Best-effort jobs are preemptible jobs that can be interrupted by higher priority jobs. Job preemption is the act of "stopping" one or more "low-priority" jobs to let a "high-priority" job run. Job preemption is implemented as a variation of Slurm's Gang Scheduling logic.

Preemptible jobs can be scheduled for requeuing upon preemption with the --requeue option of sbatch.
When a job is requeued, the batch script is initiated from its beginning.
The besteffort QoS is the only preemptible QoS in UL HPC systems.

To submit a job in the besteffort QoS set the --qos option as follows.

sbatch --partition={batch|gpu|bigmem} --qos=besteffort [...]

A few examples for submitting besteffort OoS are the following in the various compute node types are summarized in the following table.

Node Type	Slurm command
regular	`sbatch [--account=<project>] --partition=batch --qos=besteffort [--constraints={broadwell,skylake}] [...]`
gpu	`sbatch [--account=<project>] --partition={gpu,hopper} --qos=besteffort --gpus=1 [--constraint=volta{16,32}] [...]`
bigmem	`sbatch [--account=<project>] --partition=bigmem --qos=besteffort [...]`

Why use preemtible jobs?

Best-effort (preemptible) jobs allow an efficient usage of the platform resources. Usually when jobs are scheduled, some compute nodes are left unexploited. Backfilling can be used to schedule some lower priority jobs in leftover nodes, but these jobs must fill in the "time" gaps left by higher priority jobs. Preemptible jobs relax the time constrains, by allowing the scheduler to schedule them in "time" gaps where they do not fit, knowing that they can be interrupted at any time to schedule a higher priority job.

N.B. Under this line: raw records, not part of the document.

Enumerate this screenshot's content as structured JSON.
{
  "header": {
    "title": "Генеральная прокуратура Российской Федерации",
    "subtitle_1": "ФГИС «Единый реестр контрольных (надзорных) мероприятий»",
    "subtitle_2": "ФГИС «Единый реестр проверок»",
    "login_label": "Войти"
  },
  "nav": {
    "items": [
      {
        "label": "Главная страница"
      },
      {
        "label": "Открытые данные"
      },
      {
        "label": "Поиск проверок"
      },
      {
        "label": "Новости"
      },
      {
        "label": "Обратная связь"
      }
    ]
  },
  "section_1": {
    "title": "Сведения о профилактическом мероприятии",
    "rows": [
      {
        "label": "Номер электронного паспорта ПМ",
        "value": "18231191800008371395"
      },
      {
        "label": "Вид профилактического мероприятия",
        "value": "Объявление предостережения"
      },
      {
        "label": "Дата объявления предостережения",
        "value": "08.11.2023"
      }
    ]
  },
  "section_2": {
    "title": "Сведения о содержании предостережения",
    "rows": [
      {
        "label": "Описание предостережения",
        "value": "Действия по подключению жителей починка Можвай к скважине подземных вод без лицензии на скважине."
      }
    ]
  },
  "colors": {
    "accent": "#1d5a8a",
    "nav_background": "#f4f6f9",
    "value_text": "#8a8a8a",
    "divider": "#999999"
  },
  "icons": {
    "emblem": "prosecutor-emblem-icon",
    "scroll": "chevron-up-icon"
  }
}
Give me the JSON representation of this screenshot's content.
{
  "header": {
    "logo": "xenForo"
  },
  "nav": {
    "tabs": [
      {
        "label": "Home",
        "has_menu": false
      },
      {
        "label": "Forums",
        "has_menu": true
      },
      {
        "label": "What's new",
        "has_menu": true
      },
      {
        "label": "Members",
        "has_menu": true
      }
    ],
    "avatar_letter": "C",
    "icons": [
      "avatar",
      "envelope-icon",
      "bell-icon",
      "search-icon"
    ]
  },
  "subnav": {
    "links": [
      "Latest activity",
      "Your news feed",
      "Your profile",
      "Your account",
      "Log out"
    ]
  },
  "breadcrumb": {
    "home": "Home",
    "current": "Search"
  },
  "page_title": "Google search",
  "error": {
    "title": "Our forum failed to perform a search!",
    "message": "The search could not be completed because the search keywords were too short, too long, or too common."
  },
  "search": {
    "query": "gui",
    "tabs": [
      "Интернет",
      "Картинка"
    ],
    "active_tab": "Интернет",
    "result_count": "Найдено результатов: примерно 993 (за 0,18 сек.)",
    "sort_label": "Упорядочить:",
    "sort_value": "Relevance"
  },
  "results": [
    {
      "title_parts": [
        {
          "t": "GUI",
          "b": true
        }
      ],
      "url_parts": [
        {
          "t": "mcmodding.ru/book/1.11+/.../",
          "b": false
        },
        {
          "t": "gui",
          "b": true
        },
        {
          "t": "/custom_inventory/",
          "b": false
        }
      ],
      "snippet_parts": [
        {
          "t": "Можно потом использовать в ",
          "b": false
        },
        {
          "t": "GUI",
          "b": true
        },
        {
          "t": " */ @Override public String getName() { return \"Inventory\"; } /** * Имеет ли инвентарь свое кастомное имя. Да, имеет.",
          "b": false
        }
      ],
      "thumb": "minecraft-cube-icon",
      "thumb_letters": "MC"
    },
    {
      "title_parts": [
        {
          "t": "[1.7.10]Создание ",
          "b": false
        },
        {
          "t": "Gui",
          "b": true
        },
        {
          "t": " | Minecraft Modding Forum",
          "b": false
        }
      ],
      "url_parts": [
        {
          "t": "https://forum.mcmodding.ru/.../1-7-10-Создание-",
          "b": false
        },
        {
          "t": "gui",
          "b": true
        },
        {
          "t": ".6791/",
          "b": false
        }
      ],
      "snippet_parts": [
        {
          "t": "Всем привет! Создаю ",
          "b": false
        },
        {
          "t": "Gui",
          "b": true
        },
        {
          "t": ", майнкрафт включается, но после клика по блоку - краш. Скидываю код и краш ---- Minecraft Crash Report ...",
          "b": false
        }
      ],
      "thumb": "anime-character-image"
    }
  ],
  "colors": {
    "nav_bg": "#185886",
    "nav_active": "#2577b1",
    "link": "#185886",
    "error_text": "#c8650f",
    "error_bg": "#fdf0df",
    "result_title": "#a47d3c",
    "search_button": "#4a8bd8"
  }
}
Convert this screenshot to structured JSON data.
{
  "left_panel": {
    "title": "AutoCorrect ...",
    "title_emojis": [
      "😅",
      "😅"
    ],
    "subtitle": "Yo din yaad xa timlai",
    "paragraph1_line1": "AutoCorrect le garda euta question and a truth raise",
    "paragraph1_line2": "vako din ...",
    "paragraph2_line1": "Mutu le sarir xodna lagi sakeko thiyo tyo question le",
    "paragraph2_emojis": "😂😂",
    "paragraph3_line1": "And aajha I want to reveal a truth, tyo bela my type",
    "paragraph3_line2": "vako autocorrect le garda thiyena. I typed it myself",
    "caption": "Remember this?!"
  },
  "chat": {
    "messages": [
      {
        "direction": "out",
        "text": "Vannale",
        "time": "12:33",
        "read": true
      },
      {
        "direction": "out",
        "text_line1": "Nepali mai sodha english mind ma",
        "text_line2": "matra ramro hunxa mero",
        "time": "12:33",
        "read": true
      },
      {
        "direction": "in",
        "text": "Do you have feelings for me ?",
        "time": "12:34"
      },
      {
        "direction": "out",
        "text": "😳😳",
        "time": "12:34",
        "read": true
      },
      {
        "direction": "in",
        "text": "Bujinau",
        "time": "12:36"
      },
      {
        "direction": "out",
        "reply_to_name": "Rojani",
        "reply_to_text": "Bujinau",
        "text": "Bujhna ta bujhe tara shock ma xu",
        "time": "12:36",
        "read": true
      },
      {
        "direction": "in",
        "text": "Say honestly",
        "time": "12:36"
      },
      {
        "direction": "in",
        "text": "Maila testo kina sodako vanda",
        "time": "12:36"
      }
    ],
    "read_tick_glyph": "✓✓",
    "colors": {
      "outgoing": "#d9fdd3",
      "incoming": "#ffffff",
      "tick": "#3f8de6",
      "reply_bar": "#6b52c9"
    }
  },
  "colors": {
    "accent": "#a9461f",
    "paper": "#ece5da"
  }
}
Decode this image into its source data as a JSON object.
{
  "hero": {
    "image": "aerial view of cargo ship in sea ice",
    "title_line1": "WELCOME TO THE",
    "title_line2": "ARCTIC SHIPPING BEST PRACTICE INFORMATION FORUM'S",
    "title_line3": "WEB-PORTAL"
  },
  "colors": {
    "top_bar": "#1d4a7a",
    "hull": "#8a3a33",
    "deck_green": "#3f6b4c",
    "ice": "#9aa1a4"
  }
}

As a result of their scheduling flexibility, besteffort QoS have less constraints than the other QoS (for instance, you can submit more jobs).

Computing with best-effort jobs

Best-effort jobs with the --requeue option are launched from the beginning each time they are requeued.

The user must ensure that checkpoint-restart or another progress tracking mechanism is used to ensure that best-effort jobs can be stop and resumed without losing any computation progress.
A best-effort job with the --requeue option is requeued until the job exits on its own (successfully or otherwise).